ホログラム映像のように中空に浮かぶそのパネルの中身はぼやけていて何かを読み取ることは出来ない。――というのも、確かセキュリティやプライバシーの理由から、他人の操作パネルの中身は覗き見れないようになっていたはず。
「――自分の操作パネルは、初期設定では他人からは見えないっすよ♪」
私がそれを口にするよりも早く、いつの間にやら私の隣でパネルを覗き込んでいるニアが言う。
「……あ、そっか。そうですよね」
「メニューの設定から【パーティメンバーへとユーザーインターフェースの情報を公開する】のところにチェックを入れてみて欲しいっすー」
――こういうところをさっと答えられるニアは、(ここだけ見れば)本当に格好いいんだけど。

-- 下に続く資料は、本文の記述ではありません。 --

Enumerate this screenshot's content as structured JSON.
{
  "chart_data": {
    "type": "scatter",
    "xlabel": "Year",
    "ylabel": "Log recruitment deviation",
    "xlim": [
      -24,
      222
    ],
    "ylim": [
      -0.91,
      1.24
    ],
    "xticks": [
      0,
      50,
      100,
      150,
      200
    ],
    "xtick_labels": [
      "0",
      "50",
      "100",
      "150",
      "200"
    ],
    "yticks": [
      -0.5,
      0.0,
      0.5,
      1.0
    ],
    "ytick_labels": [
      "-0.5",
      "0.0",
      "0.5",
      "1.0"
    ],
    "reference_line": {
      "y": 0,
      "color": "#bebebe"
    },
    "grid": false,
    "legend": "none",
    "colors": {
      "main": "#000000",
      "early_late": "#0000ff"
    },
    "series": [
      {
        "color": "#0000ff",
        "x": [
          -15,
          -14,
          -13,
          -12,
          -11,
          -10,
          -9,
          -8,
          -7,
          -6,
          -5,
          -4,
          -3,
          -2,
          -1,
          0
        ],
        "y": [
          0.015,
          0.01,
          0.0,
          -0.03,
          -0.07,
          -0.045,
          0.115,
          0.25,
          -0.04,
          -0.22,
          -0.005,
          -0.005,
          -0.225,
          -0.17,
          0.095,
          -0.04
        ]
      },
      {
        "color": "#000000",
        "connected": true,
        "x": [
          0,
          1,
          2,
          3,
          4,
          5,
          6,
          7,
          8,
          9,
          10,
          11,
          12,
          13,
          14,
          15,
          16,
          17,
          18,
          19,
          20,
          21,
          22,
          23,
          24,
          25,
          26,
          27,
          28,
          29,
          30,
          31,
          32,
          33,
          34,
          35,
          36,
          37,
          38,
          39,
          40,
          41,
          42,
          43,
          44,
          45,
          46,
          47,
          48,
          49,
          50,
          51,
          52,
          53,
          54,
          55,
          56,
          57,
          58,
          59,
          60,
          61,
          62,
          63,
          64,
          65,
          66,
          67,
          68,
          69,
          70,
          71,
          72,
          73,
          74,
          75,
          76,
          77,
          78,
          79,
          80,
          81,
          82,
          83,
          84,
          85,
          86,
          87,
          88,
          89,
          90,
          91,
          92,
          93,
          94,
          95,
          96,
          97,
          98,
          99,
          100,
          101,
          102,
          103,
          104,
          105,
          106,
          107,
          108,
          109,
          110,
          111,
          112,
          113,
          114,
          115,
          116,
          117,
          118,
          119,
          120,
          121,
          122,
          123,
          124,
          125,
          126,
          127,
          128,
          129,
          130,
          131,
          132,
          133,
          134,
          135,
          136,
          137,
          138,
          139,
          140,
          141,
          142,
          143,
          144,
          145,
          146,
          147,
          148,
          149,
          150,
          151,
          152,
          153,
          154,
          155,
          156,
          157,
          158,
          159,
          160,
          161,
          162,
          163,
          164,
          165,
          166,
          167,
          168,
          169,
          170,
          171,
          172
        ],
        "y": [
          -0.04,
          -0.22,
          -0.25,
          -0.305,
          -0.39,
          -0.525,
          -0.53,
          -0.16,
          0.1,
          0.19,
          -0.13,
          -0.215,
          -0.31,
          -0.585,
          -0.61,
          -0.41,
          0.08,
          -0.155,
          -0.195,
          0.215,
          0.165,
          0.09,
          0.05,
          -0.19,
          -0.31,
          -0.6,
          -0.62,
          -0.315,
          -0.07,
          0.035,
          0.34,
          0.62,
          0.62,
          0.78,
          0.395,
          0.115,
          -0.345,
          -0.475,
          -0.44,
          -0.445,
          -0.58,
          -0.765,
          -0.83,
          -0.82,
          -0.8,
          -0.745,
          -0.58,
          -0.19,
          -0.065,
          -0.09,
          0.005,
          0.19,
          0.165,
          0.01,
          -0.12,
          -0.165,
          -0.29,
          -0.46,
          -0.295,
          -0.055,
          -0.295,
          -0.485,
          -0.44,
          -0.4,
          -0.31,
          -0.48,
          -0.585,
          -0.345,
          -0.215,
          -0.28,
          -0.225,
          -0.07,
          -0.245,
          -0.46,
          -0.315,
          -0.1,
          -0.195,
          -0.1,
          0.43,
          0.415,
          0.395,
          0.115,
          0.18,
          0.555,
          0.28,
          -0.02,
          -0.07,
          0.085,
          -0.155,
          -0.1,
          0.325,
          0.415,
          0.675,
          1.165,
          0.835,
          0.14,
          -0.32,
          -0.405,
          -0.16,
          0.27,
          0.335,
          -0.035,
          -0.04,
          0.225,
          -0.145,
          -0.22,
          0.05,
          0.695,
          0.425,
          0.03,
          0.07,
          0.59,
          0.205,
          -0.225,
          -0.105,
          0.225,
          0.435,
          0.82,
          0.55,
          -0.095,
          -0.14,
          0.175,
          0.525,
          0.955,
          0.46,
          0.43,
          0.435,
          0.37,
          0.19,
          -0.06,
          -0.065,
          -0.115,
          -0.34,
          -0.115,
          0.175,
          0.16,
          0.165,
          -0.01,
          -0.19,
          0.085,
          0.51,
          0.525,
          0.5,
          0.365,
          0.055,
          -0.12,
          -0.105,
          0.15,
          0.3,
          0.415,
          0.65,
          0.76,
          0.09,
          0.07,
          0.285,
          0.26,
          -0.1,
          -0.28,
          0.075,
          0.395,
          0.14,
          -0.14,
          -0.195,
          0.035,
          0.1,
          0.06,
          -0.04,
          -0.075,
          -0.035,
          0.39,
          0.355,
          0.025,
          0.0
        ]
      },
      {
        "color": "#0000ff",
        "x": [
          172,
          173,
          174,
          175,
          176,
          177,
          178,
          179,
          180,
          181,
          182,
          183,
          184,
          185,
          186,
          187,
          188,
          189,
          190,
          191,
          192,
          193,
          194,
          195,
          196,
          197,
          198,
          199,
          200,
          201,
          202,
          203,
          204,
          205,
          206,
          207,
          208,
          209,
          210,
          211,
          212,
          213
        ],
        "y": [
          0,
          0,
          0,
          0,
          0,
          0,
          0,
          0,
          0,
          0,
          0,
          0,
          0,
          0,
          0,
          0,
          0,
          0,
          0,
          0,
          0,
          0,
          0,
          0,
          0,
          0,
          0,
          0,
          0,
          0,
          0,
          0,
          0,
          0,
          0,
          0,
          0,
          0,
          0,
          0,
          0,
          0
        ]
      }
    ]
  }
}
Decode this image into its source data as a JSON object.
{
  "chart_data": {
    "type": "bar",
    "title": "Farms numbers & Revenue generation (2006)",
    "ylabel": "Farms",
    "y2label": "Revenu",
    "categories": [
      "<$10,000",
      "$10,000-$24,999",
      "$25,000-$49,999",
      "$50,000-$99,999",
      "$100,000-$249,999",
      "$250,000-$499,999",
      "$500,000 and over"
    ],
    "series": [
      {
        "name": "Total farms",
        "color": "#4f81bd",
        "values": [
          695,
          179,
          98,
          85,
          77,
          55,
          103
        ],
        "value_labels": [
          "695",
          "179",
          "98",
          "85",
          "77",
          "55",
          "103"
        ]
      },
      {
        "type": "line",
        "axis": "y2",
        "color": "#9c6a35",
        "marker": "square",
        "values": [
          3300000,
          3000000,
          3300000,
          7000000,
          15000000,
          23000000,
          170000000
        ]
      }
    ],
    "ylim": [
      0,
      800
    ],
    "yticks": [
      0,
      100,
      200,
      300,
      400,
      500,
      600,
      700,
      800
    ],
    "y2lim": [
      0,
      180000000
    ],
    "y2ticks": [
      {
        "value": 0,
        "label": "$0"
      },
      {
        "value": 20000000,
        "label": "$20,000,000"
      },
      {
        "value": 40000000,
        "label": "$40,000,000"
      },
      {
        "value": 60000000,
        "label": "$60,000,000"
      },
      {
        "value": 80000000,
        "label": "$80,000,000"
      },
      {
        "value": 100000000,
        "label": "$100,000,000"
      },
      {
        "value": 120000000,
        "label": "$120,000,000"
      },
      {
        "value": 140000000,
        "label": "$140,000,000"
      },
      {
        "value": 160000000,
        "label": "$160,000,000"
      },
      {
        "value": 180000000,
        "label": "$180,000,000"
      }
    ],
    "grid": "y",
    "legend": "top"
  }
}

はい、と小さく返事をし、なにやらぱたぱたと手元のパネルを操作するユウくん。すると、ぱっ――と、差し出したパネルの中身が鮮明に見えるようになった。
…………その、中には。
『下手くそ初心者はカナト様に近寄るな。下手くそ初心者はカナト様に近寄るな。下手くそ初心者はカナト様に近寄るな。下手くそ初心者はカナト様に近寄るな。下手くそ初心者はカナト様に近寄るな。下手くそ初心者はカナト様に近寄るな。下手くそ初心者はカナト様に近寄るな。…………』
――…………なに、これ…………。
メッセージ画面らしきそこには、気味の悪い、同じ文章がずらり。
――背筋にぞっと嫌な寒気が走って、思わずスカートの裾を握りしめる。
メッセージの送り主は見たことも聞いたこともない見知らぬプレイヤー。その受け取り主はユウくんである。
プレイヤー名の隣には『ブロック済み』という表示があるから、ユウくんは既にこのプレイヤーを文字通りブロックしている状態なのだろう。
「見れましたか? ――こんなメッセージが送られてきてて……。それも、一通じゃないんです」
言うと、画面を切り替えて別のメッセージを表示させていく。
その中には、カナト様は俺の嫁、とか、イルクロから出ていけ、とか――……それぞれが別の送り主からの気味の悪いメッセージが大量に表示されている。
ショックのあまり、ぐらりと視界が揺れるような錯覚に襲われる私。
ニアはふーむ、と唸って、顎をさすって考え込んでいる。